Hmm…I have been wondering how to respond to the news from artdaily.org that artist Virgil Marti has opened his exhibition MATRIX 167 / Ode to a Hippie at Wadsworth Atheneum in Connecticut. I admit I had never heard of Virgil Marti before I read the piece, but it was first sent to me by wonderful artist Amanda White and then came through on a Google Alert for John Keats. Why? Because Marti was unveiling work ‘that examines the connections between Romanticism and the hippie culture through the tragic figures of John Keats (1795–1821), an English Romantic poet, and Paul Thek (1933–1988), an American painter, sculptor and installation artist.’
Apparently Marti’s work has been inspired by John Keats’ death mask (see centre image above). The article says Marti ‘discovered’ the mask in the Wadsworth Atheneum’s collection, although images and reproductions of the mask are easy to find and certainly it is no new ‘discovery’, donated as it was to the museum in 1924. The mask, according to artdaily.org is ‘a morose plaster cast of the poet’s lifeless face’. Well I don’t think Keats really needs to apologise for being morose in death, or indeed ‘lifeless’. He had a pretty shocking time in his last weeks after all.
In the video below, Marti discusses the exhibition and why he was inspired to use Keats’ death mask alongside Paul Thek and The Tomb, an artwork that is actually lost.
Seeing links between Keats and Thek is not as bizarre as it may seem. They both died relatively young (Keats died of tuberculosis aged 25 in 1821; Thek died of an Aids related illness in 1988 in his mid-50s) and both are figures that continue to seize the public’s imagination. Whether I like Marti’s work or not doesn’t matter much but what I do like is how it reaffirms Keats’ continuing relevance not only to artists but to the public in general. People are gripped by creative genius cut short by the tragedy of incurable illness or accident.

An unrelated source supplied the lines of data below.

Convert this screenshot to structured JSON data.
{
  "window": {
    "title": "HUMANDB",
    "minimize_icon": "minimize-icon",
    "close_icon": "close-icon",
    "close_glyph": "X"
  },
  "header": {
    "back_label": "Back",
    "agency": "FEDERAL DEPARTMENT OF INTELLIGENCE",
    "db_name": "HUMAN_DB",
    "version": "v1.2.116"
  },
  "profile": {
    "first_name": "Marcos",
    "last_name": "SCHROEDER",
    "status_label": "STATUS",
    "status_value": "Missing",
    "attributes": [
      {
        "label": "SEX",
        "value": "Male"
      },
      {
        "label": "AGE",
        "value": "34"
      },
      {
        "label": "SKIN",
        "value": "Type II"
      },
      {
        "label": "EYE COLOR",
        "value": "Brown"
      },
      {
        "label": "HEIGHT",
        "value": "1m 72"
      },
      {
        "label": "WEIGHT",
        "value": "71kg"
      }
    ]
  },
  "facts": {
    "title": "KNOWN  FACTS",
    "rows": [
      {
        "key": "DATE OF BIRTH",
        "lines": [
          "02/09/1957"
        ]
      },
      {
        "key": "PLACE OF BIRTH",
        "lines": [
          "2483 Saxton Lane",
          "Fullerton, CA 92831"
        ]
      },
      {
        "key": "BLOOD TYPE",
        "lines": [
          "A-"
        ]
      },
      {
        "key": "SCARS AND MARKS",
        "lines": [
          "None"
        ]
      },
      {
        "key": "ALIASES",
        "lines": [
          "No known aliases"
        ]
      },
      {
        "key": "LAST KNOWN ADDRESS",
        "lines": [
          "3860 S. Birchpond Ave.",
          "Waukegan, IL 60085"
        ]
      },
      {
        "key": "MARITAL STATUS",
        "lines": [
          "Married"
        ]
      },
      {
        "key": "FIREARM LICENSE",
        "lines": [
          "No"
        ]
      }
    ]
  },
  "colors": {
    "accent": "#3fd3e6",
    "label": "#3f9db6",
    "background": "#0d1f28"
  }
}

I find twentieth century art intriguing. I don’t like all of it, but try very hard to understand what boundaries the artist was testing or how he or she was working to represent a subject with originality and meaning. The trouble is, it sometimes seems hard to defend from accusations of pretentiousness, which is why Amanda sent me the article when she first saw it. Her work is naive contemporary art; accessible and interesting and so popular it is on sale as cards and prints in museums and galleries and held in private collections. She talks about her work in very different terms, ones that are easier for the non-expert to engage with.
I don’t think art has to have a purpose, or be able to teach or tell us something to be of value, but when Whistler said…
“Art should be independent of all claptrap —should stand alone … and appeal to the artistic sense of eye or ear, without confounding this with emotions entirely foreign to it, as devotion, pity, love, patriotism and the like.”
…I think he was intending us to be able to enjoy art without all the jargon, pomposity and hype. He wanted people to love art for its own sake and to enjoy it with our senses, be wholly absorbed by it and take what we wanted from it without the interference of so-called experts. “If poetry comes not as naturally as the leaves to a tree, it had better not come at all” said John Keats.
To me, however wonderful Virgil Marti’s work might be I feel excluded from enjoyment of it by reading an article like this. Overworked and overwrought. And not, to my mind anyway, inspired by Keats.
What are your thoughts on how we should enjoy contemporary art works? Do you feel you need to be ‘instructed’ to enjoy it or can you just lose yourself in it and find your own meaning? I would love to hear your thoughts.